Atherosclerosis and its clinical consequences, coronary heart disease (CHD), stroke and peripheral vascular disease, represent a truly enormous burden to the health care systems of the industrialized world. In the United States alone, approximately 13 million patients have been diagnosed with CHD, and greater than one half million deaths are attributed to CHD each year. Further, this toll is expected to grow over the next quarter century as the average age of the population increases and as an epidemic in obesity and diabetes continues to grow.
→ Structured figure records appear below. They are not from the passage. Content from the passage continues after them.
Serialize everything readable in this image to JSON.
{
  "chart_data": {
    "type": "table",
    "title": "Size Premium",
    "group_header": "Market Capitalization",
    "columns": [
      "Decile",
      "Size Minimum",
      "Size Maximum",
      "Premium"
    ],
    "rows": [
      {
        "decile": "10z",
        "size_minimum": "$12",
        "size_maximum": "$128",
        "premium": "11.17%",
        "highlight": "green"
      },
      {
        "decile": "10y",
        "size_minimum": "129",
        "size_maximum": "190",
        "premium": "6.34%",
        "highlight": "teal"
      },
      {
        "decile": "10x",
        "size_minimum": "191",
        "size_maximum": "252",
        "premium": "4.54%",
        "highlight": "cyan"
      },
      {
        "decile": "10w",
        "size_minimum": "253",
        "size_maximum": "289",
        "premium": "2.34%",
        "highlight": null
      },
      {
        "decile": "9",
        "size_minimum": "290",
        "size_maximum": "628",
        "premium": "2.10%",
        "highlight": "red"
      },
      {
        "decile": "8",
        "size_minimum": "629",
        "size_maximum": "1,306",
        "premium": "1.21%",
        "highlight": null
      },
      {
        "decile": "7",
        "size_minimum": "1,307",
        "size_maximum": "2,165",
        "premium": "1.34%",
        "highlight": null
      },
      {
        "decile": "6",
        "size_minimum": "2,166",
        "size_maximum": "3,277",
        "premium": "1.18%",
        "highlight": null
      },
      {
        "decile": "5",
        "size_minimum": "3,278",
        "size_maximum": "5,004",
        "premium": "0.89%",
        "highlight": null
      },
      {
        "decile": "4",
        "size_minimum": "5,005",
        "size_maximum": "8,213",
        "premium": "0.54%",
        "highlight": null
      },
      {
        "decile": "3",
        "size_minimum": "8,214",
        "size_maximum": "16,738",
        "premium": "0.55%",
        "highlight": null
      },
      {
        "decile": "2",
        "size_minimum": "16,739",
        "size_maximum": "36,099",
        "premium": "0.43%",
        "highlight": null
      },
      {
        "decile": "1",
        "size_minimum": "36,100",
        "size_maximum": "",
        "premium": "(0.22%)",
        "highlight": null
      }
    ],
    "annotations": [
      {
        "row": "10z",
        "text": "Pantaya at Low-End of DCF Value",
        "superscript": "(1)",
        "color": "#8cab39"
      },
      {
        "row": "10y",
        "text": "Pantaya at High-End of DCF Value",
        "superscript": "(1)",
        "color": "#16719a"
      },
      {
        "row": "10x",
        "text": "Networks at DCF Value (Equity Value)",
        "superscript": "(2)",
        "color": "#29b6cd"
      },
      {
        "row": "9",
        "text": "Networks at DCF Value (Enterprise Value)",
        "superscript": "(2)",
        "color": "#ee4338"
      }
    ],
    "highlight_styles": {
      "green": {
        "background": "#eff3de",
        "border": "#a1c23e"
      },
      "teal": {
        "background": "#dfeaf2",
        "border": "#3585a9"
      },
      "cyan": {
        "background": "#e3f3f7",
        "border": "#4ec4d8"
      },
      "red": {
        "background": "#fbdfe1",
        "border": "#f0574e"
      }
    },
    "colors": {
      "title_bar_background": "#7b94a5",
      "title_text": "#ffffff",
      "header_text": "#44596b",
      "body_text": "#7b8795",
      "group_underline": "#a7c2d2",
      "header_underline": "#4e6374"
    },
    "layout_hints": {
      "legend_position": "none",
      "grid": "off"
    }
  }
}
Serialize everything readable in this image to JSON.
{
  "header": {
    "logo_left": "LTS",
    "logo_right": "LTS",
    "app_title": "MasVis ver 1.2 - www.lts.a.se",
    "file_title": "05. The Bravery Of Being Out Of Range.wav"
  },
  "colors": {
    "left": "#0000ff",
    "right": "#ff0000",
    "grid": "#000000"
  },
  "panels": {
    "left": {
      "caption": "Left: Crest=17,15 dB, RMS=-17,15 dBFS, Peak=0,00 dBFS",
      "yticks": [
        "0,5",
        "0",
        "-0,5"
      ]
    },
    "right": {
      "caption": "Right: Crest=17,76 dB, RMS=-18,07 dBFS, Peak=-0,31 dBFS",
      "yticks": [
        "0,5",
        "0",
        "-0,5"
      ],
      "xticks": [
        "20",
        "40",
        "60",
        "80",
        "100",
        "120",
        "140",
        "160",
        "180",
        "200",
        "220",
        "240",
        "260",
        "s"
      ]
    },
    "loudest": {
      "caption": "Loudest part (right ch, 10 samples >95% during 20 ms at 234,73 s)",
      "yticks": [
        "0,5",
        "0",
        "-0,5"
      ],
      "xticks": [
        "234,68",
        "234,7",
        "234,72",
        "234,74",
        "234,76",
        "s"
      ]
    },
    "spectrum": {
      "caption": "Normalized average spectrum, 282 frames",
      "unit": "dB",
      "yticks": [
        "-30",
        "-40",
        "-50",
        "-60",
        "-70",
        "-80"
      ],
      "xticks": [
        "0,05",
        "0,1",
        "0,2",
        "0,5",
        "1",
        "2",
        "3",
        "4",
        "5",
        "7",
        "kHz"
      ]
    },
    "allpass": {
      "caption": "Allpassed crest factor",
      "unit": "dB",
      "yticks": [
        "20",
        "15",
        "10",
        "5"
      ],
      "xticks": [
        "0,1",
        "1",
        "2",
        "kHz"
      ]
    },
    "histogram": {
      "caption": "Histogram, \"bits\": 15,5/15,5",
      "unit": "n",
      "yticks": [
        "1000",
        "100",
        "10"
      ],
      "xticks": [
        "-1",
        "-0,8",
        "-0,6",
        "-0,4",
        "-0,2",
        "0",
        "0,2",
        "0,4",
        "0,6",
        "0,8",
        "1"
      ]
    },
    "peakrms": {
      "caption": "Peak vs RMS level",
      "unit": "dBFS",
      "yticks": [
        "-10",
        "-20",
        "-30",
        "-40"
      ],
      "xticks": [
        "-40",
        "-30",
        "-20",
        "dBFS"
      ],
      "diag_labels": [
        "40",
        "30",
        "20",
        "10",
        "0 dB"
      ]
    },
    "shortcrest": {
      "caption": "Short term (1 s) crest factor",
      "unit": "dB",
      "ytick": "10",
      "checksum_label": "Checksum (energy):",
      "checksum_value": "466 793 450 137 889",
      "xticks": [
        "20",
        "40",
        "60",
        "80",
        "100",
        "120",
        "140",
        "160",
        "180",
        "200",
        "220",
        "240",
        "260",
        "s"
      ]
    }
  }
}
Inhibition of cholesterol ester transfer protein (CETP) is a potential new approach to reducing the incidence of atherosclerosis. Statins, which are widely used to help control cholesterol, are effective in reducing LDL-cholesterol (the “bad cholesterol”) in patients, and are relatively less effective in raising HDL-cholesterol (“the good cholesterol”). CETP inhibitors are effective in raising HDL-cholesterol and may also reduce LDL-cholesterol. CETP inhibitors therefore represent a potential new tool for controlling lipids and for treating or reducing CHD and atherosclerosis in the general population, either alone or in combination with a statin. A combination of a CETP inhibitor and a statin may be especially advantageous in controlling lipids by raising HDL-C and reducing LDL-C.
Pfizer's torcetrapib is the only CETP inhibitor that has so far been tested in a large-scale clinical trial. The trial (named ILLUMINATE) was stopped before its scheduled completion date, because the patients being treated with torcetrapib and atorvastatin in combination had a higher incidence of mortality than the control group, which was being treated only with atorvastatin. Data generated after the termination of the ILLUMINATE trial using animal studies and further data analysis suggest that the higher incidence of mortality in the patient group treated with torcetrapib may have been due to off-target effects of the molecule rather than the mechanism of action. Studies of other CETP inhibitors are therefore expected to occur, and new compounds are still being investigated. Studies of two CETP inhibitors, dalcetrapib and anacetrapib, are starting or are in progress.
CETP inhibitors are generally lipophilic, having poor solubility in water and in aqueous bodily fluids. Oral formulations of the poorly soluble CETP inhibitors using conventional tablet formulations have limited aqueous solubility and generally exhibit a “food effect,” whereby the amount of drug that is absorbed varies, depending on whether the patient takes the drug with a meal or in a fasted state. Efforts have been made to develop formulations that have better bioavailability. A potent class of substituted oxazolidinones, imidazolidinones, and other similar 5-membered heterocycles (see WO 2006/014357 and WO 2006/014413) was recently disclosed. As was observed with other CETT' inhibitors, the compounds have poor water solubility. A particularly active compound that is disclosed in these applications is anacetrapib, which is the oxazolidinone compound pictured herein as compound III. Liquid formulations of the oxazolidinone compounds in surfactants (WO2007/067593) and solid formulations of the oxazolidinone compounds in water soluble polymers (WO2007/092642) have been developed that provide improved solubility and bioavailability compared with conventional formulations of the drugs.
This application discloses an alternative approach to improving the oral availability of the drugs. Prodrugs are disclosed which are easy to administer and which are converted to the active drug in vivo. With the prodrugs of the oxazolidinone compounds that are described in this application, the oxazolidinone ring is formed by a cyclization reaction which forms the active drug after administration to a patient. A somewhat analogous approach has been disclosed in which a 5-membered heterocycle is produced as a by-product of a coupling reaction: W. S. Saari et al., J. Med. Chem., 1990, 33, pp. 97-101.